The line of code "addi $t0, $t0, 4" plus the address of the $t0 for 4 byte every cycle, But the address space of the Array is limited. I think it will be out of bounds.

The code follows:

.data
array: .word   1,1,1
tmp: .word   0 : 25

.text

      .globl main
 main:
      la         $t0, array
      li         $t1,  25
loop: lw         $t3, 0($t0)  
            lw         $t4, 4($t0) 
            lw         $t5, 8($t0) 
            add        $t2, $t3, $t4  
            add        $t2, $t2, $t5 
            sw         $t2, 12($t0)    
            addi       $t0, $t0, 4  
            addi       $t1, $t1, -1  
            bgtz       $t1, loop    
            li     $v0, 10                    # system call for exit
      syscall

I hope someone could help me to explian the purpose of the code, and tell me the problem of the code.
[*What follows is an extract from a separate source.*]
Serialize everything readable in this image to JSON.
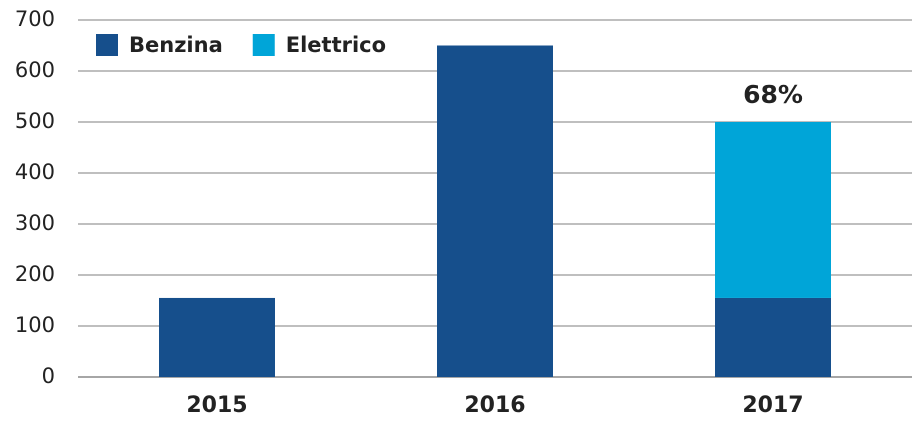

Or maybe it is right and there are some wrong understanding in my mind.

Answer 1

What the meaning of the code?

That code is computing something similar to the 3-Fibonacci sequence, adding together 3 elements next to each other to produce the next.  It is first adding array[0], array[1], and array[2], and storing that in what would be array[3].  On the next iteration it will add array[1], array[2], and array[3] storing the result in array[4].  (I don't recognize the exact algorithm, maybe someone else can.)

Key to understanding this code is that it uses the tmp space, which is declared immediately after the array, to hold the results (and future sources as well, which is what makes it similar to fib).
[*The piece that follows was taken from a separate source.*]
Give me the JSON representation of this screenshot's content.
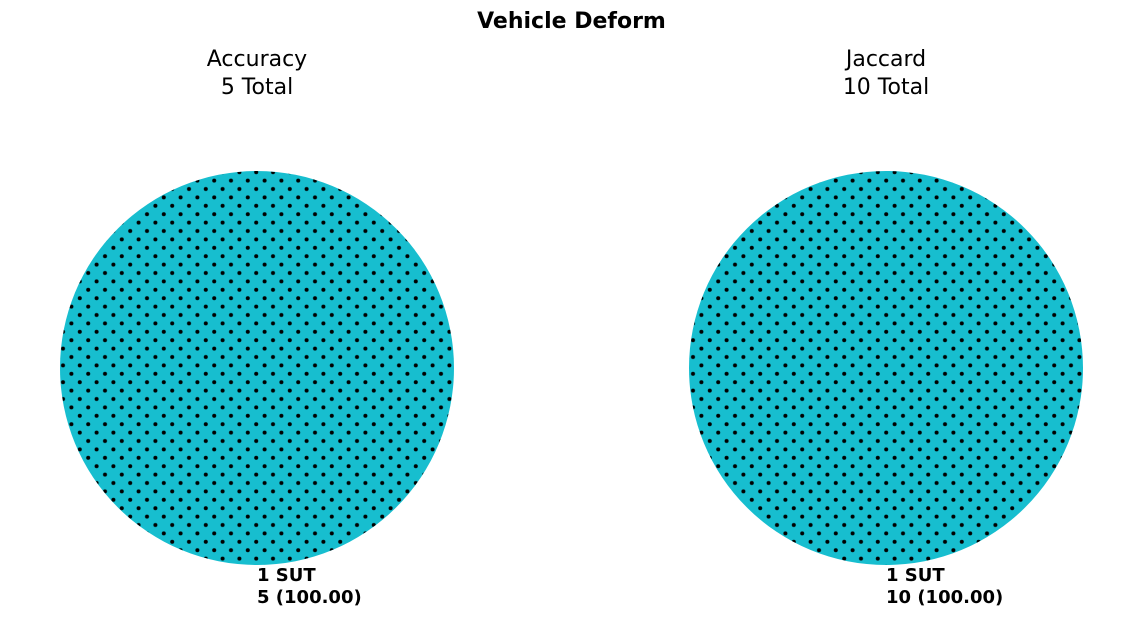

That declaration tmp: .word 0:25 means repeat 0, 25 times, creating 25 words of storage initialized with 0s.  So, the address of array[3] is the same as the address of tmp[0].

In assembly language, labels are not variable declarations, they are location declarations, i.e. labels have values and their values are address constants.
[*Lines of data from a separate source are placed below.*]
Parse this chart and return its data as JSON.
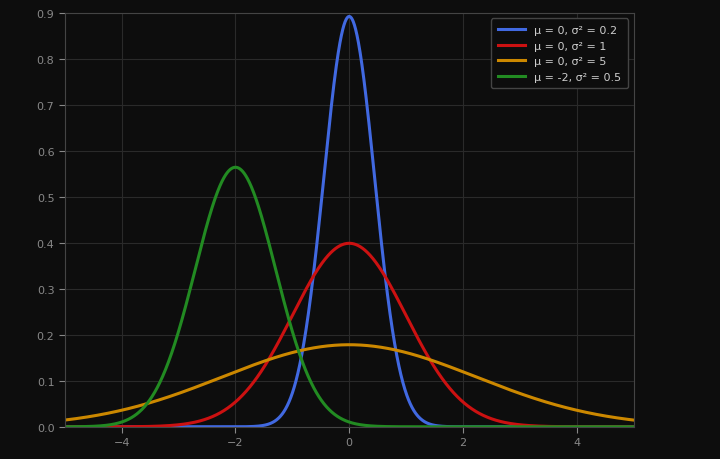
{
  "background_color": "#0d0d0d",
  "plot_bg_color": "#0d0d0d",
  "grid_color": "#2a2a2a",
  "curves": [
    {
      "mu": 0,
      "sigma2": 0.2,
      "color": "#4169e1",
      "label": "μ = 0, σ² = 0.2"
    },
    {
      "mu": 0,
      "sigma2": 1.0,
      "color": "#cc1111",
      "label": "μ = 0, σ² = 1"
    },
    {
      "mu": 0,
      "sigma2": 5.0,
      "color": "#cc8800",
      "label": "μ = 0, σ² = 5"
    },
    {
      "mu": -2,
      "sigma2": 0.5,
      "color": "#228b22",
      "label": "μ = -2, σ² = 0.5"
    }
  ],
  "xlim": [
    -5,
    5
  ],
  "ylim": [
    0,
    0.9
  ],
  "xticks": [
    -4,
    -2,
    0,
    2,
    4
  ],
  "yticks": [
    0.0,
    0.1,
    0.2,
    0.3,
    0.4,
    0.5,
    0.6,
    0.7,
    0.8,
    0.9
  ],
  "tick_color": "#888888",
  "tick_fontsize": 8,
  "legend_fontsize": 8,
  "legend_text_color": "#cccccc",
  "spine_color": "#444444",
  "linewidth": 2.2,
  "figsize": [
    7.2,
    4.6
  ],
  "dpi": 100
}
So, unlike other languages, in assembly we can rely on this kind of juxta positioning — the author has effectively declared a storage block of 28 consecutive words, the first 3 of which are initialized (with 1's) and the rest are initialized with 0's.  The address of the first word of this storage is given to the label array — while the address of the fourth word of this storage is given to the label tmp.

The label tmp is both unused and unnecessary and could be removed (but the .word 0:25 must remain following the array line).

The last iteration of the loop will access array[24], array[25], and array[26], summing them together and storing in array[27].  Remember that array[27] is equivalent to tmp[24], which is also the last element of that 28 word block.

Like address out of the bounds?

No.  If you can appreciate that the storage declared in the data section is really one unit or block of 28 words, then you'll see that it the code does not reference out of the bounds of that declared storage.

The C language, does not offer guarantees of relative positioning of two variables.  So, declaring an array of 1's immediately followed by the storage of zeros:

int array[3]={1,1,1};
int tmp[25];

and then coding the same algorithm in C using the above storage declaration, it will perform access out of bounds (which C is not required to detect).  Also because there is no ordering requirement of variables in C, that code might "work" if the compiler follows declaration ordering — however, it involves undefined behavior.